Pr. Shindell said that they "find that capturing the methane from these ultra-emitters provides enormous benefits via reduced climate change and improved air quality, so that society as a whole would come out billions of dollars ahead by eliminating these ultra-emitters. As the captured methane is a valuable commodity, the companies or countries capturing the wasted gas also typically come out ahead."
"Our work on oil and gas is just the beginning," said Duren." The team will now look at methane emissions from coal extraction and farming activities thanks to several recent satellite missions.

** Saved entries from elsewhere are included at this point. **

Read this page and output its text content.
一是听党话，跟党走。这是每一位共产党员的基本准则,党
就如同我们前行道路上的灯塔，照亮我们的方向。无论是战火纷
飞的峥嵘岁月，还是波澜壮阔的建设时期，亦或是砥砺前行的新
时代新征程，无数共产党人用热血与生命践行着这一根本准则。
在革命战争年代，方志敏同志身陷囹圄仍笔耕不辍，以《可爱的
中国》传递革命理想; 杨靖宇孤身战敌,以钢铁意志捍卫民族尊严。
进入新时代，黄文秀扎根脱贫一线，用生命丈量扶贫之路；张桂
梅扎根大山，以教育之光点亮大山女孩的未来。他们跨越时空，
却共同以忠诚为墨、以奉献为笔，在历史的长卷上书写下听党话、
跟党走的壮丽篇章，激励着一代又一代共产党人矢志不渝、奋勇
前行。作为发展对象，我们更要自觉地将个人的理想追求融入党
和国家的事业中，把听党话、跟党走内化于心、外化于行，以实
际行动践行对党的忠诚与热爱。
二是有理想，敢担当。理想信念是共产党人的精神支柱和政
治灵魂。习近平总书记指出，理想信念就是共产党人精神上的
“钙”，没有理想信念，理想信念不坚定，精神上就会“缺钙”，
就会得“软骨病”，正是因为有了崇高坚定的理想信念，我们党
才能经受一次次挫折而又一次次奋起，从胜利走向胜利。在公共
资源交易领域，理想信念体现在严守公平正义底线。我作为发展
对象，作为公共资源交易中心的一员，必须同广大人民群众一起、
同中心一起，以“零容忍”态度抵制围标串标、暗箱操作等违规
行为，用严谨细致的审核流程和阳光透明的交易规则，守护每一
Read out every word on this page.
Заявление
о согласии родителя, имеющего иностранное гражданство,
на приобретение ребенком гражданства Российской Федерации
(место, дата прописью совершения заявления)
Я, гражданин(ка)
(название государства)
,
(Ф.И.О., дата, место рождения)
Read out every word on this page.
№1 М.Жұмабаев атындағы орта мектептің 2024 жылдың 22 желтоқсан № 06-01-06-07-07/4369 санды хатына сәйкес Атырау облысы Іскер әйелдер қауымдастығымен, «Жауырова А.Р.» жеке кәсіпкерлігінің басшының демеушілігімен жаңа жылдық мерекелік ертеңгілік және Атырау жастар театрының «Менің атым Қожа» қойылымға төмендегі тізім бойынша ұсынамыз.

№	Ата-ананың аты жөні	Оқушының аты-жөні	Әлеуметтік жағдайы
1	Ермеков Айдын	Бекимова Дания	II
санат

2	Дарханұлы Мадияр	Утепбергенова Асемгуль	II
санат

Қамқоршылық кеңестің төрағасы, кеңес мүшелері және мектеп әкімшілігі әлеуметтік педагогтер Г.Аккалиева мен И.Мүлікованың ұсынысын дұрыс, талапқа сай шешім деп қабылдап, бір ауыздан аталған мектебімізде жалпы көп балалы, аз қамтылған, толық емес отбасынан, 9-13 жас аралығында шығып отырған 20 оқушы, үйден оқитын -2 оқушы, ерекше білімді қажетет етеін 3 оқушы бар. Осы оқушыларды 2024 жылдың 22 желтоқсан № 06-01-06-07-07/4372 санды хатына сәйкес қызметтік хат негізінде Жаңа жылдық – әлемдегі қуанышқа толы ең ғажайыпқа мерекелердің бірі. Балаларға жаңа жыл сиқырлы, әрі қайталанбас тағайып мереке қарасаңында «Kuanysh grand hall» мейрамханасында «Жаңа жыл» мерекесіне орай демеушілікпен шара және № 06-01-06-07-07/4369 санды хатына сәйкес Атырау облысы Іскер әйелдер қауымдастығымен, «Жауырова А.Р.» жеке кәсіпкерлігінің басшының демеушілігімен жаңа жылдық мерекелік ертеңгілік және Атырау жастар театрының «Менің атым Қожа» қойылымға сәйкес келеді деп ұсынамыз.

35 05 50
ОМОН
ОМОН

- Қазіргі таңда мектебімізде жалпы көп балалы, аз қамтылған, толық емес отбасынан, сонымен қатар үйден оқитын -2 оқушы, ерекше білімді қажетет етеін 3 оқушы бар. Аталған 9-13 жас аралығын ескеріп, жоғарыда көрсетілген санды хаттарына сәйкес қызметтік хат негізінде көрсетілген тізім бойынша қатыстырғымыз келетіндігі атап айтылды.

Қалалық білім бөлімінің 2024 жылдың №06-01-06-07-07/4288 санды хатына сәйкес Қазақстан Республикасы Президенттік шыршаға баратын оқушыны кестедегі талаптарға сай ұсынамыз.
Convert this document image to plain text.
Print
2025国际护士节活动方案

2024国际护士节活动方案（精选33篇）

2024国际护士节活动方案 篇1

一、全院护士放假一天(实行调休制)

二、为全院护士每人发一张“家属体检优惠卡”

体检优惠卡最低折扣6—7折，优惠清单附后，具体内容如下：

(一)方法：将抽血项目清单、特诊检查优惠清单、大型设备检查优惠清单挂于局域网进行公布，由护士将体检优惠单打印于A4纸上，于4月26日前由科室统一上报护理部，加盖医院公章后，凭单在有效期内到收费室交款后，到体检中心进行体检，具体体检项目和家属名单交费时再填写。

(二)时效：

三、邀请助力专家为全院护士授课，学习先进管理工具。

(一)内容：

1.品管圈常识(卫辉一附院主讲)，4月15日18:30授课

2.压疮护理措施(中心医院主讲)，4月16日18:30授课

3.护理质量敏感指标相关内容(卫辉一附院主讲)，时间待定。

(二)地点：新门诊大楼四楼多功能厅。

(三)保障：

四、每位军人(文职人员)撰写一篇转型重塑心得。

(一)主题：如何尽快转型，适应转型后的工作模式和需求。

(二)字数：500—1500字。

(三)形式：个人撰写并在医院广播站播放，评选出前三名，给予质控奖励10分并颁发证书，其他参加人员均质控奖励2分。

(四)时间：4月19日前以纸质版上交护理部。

These instruments provide images at higher resolution but only cover parts of the globe at lower frequency, but with a higher detection limit than Sentinel-5P. The systematic aspect of satellite monitoring remains a key parameter for future monitoring."
"National greenhouse gas emissions rely primarily on self-reporting, while atmospheric data offers a more rigorous approach to emissions accounting, more independent and more transparent," Lauvaux added. "In the future, atmospheric measurements will play a more important role in mitigation policies by identifying actionable measures and by monitoring the implementation of climate actions."